The question on many minds right now is whether Egypt is sliding into a civil war. The events of the past 24 hours are ominous. But there are reasons to be hopeful amid all the violence and political uncertainty.

First, Egypt is not Algeria circa 1994. In Egypt there is more respect for the military, and there actually was an election whereby an Islamist was allowed to rule (albeit only for a year with disastrous results). Second, Egypt is more hostage to foreign influence, namely that of the United States and the Gulf states which together funnel billions of aid dollars into its coffers each year. Without this support it is unclear whether Egypt’s military could sustain a civil war a la Syria’s regime, which relies on outside support from Russia and Iran. To be sure, arms from Libya are increasingly being smuggled into Egypt through various illegal channels via Bedoin and jihadi groups. But these are mostly homemade weapons like handguns and rifles, not heavy weaponry. Third, all signs up until now have indicated that the military, headed by General Abdul Fattah el-Sisi, had no interest in governing the country. Instead, military leaders were more interested in their material perks associated with power, not with the actual distribution of public goods and services. Finally, unlike in Syria, which is run by a minority sect, Egypt is mostly Sunni. But even reprisal killings against Coptic Christians are unlikely to devolve into a nationwide civil war — in Egypt there is just not the same Shiite-Sunni cleavages that stoke sectarian tensions in places like Iraq, Bahrain, or Syria.
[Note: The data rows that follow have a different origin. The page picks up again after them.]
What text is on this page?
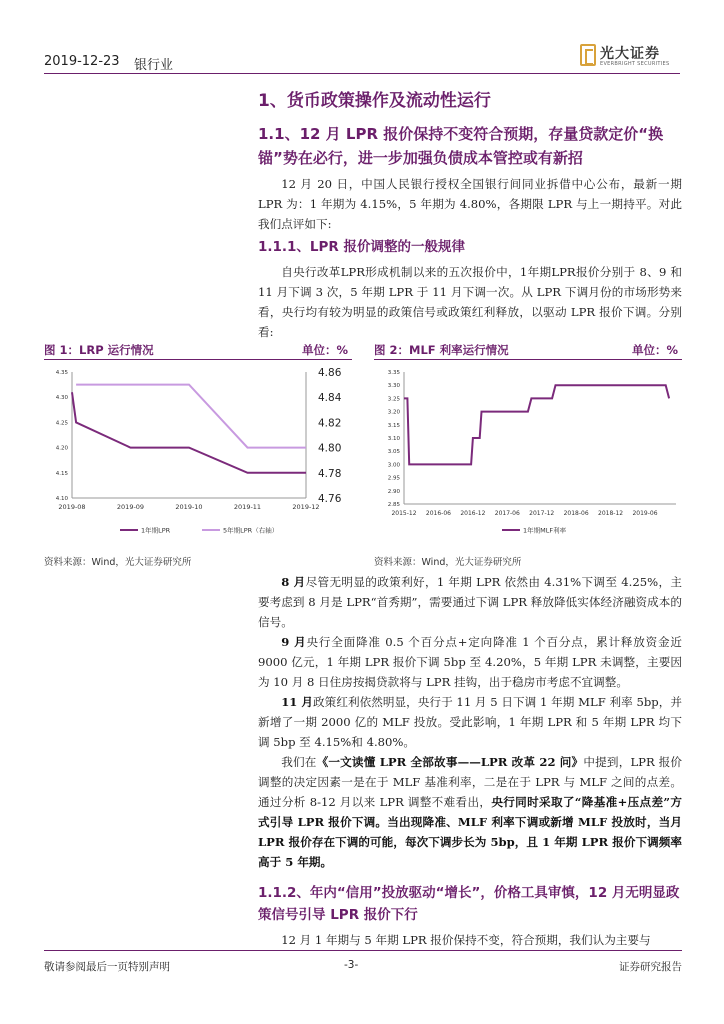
2019-12-23 银行业
光大证券
EVERBRIGHT SECURITIES
1、货币政策操作及流动性运行
1.1、12 月 LPR 报价保持不变符合预期，存量贷款定价“换锚”势在必行，进一步加强负债成本管控或有新招

12 月 20 日，中国人民银行授权全国银行间同业拆借中心公布，最新一期 LPR 为：1 年期为 4.15%，5 年期为 4.80%，各期限 LPR 与上一期持平。对此我们点评如下:

1.1.1、LPR 报价调整的一般规律

自央行改革LPR形成机制以来的五次报价中，1年期LPR报价分别于 8、9 和 11 月下调 3 次，5 年期 LPR 于 11 月下调一次。从 LPR 下调月份的市场形势来看，央行均有较为明显的政策信号或政策红利释放，以驱动 LPR 报价下调。分别看:

图 1：LRP 运行情况	单位：%
4.10
4.15
4.20
4.25
4.30
4.35
4.76
4.78
4.80
4.82
4.84
4.86
2019-08	2019-09	2019-10	2019-11	2019-12
1年期LPR	5年期LPR（右轴）
资料来源：Wind，光大证券研究所
图 2：MLF 利率运行情况	单位：%
2.85
2.90
2.95
3.00
3.05
3.10
3.15
3.20
3.25
3.30
3.35
2015-12 2016-06 2016-12 2017-06 2017-12 2018-06 2018-12 2019-06
1年期MLF利率
资料来源：Wind，光大证券研究所

8 月尽管无明显的政策利好，1 年期 LPR 依然由 4.31%下调至 4.25%，主要考虑到 8 月是 LPR“首秀期”，需要通过下调 LPR 释放降低实体经济融资成本的信号。

9 月央行全面降准 0.5 个百分点+定向降准 1 个百分点，累计释放资金近 9000 亿元，1 年期 LPR 报价下调 5bp 至 4.20%，5 年期 LPR 未调整，主要因为 10 月 8 日住房按揭贷款将与 LPR 挂钩，出于稳房市考虑不宜调整。

11 月政策红利依然明显，央行于 11 月 5 日下调 1 年期 MLF 利率 5bp，并新增了一期 2000 亿的 MLF 投放。受此影响，1 年期 LPR 和 5 年期 LPR 均下调 5bp 至 4.15%和 4.80%。

我们在《一文读懂 LPR 全部故事——LPR 改革 22 问》中提到，LPR 报价调整的决定因素一是在于 MLF 基准利率，二是在于 LPR 与 MLF 之间的点差。通过分析 8-12 月以来 LPR 调整不难看出，央行同时采取了“降基准+压点差”方式引导 LPR 报价下调。当出现降准、MLF 利率下调或新增 MLF 投放时，当月 LPR 报价存在下调的可能，每次下调步长为 5bp，且 1 年期 LPR 报价下调频率高于 5 年期。

1.1.2、年内“信用”投放驱动“增长”，价格工具审慎，12 月无明显政策信号引导 LPR 报价下行

12 月 1 年期与 5 年期 LPR 报价保持不变，符合预期，我们认为主要与

敬请参阅最后一页特别声明	-3-	证券研究报告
The war underway now is less “civil” than one of propaganda. The Muslim Brothers have the world’s sympathy on their side, having been the victims of one of the worst crackdowns in recent history, even for a region that has seen its fair share of violence. If the Brothers can maintain a non-violent stance, the military may be shamed into surrendering power and allowing more liberal forces to enter politics. At the moment there is a kind of standoff, where both the Brotherhood and the military have no rational exit strategy. A strategy of non-violence for Egypt’s Islamists (the Brothers long ago forswore violence but other armed Salafist groups could play the role of spoiler) could mean literally suicide, while greater repression by the military could be viewed by el-Sisi as necessary to restoring law and order.
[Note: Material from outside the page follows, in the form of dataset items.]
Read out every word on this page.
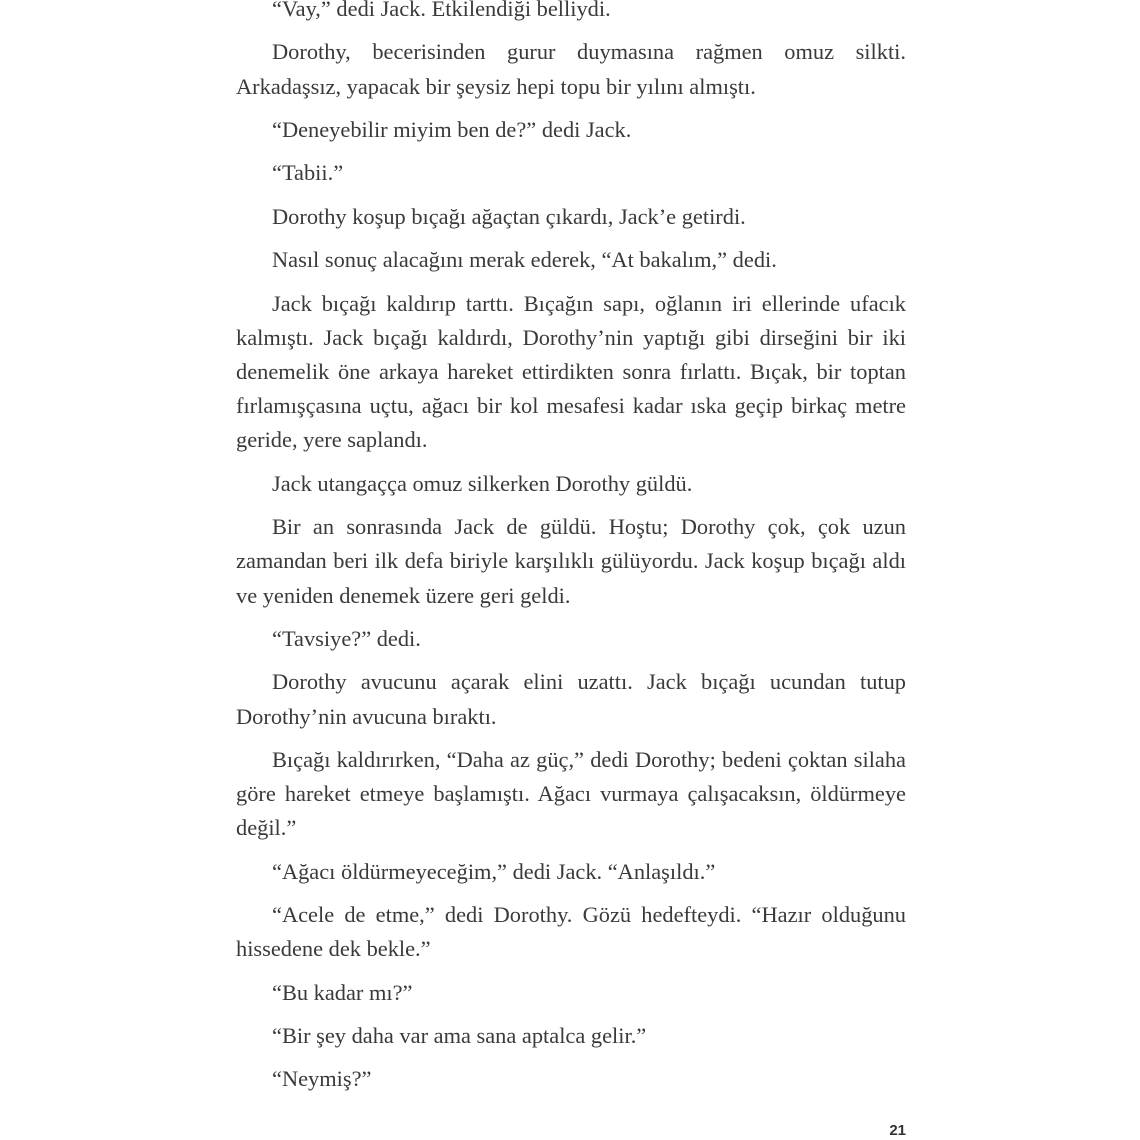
“Vay,” dedi Jack. Etkilendiği belliydi.

Dorothy, becerisinden gurur duymasına rağmen omuz silkti. Arkadaşsız, yapacak bir şeysiz hepi topu bir yılını almıştı.

“Deneyebilir miyim ben de?” dedi Jack.

“Tabii.”

Dorothy koşup bıçağı ağaçtan çıkardı, Jack’e getirdi.

Nasıl sonuç alacağını merak ederek, “At bakalım,” dedi.

Jack bıçağı kaldırıp tarttı. Bıçağın sapı, oğlanın iri ellerinde ufacık kalmıştı. Jack bıçağı kaldırdı, Dorothy’nin yaptığı gibi dirseğini bir iki denemelik öne arkaya hareket ettirdikten sonra fırlattı. Bıçak, bir toptan fırlamışçasına uçtu, ağacı bir kol mesafesi kadar ıska geçip birkaç metre geride, yere saplandı.

Jack utangaçça omuz silkerken Dorothy güldü.

Bir an sonrasında Jack de güldü. Hoştu; Dorothy çok, çok uzun zamandan beri ilk defa biriyle karşılıklı gülüyordu. Jack koşup bıçağı aldı ve yeniden denemek üzere geri geldi.

“Tavsiye?” dedi.

Dorothy avucunu açarak elini uzattı. Jack bıçağı ucundan tutup Dorothy’nin avucuna bıraktı.

Bıçağı kaldırırken, “Daha az güç,” dedi Dorothy; bedeni çoktan silaha göre hareket etmeye başlamıştı. Ağacı vurmaya çalışacaksın, öldürmeye değil.”

“Ağacı öldürmeyeceğim,” dedi Jack. “Anlaşıldı.”

“Acele de etme,” dedi Dorothy. Gözü hedefteydi. “Hazır olduğunu hissedene dek bekle.”

“Bu kadar mı?”

“Bir şey daha var ama sana aptalca gelir.”

“Neymiş?”

21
But the outcome of this prisoner’s dilemma is not necessarily civil war but rather a mutual standoff whereby neither party gives any ground, both sides are allowed to save face, and the state of emergency is quietly lifted while outside powers broker some kind of ceasefire. The military must realize that it cannot eradicate the Muslim Brotherhood with force: Cairo is not Hama circa 1982. Unlike then, the eyes of the whole world are glued on what the military will do. Because the stakes of a civil war are so high, for both the Brothers and the military, we can imagine a scenario whereby both sides avoid going over the abyss, yet neither budges an inch. It will be less power-sharing that an uneasy peace and begrudging acceptance of the status quo to avoid a world-of-all-worlds outcome: civil war.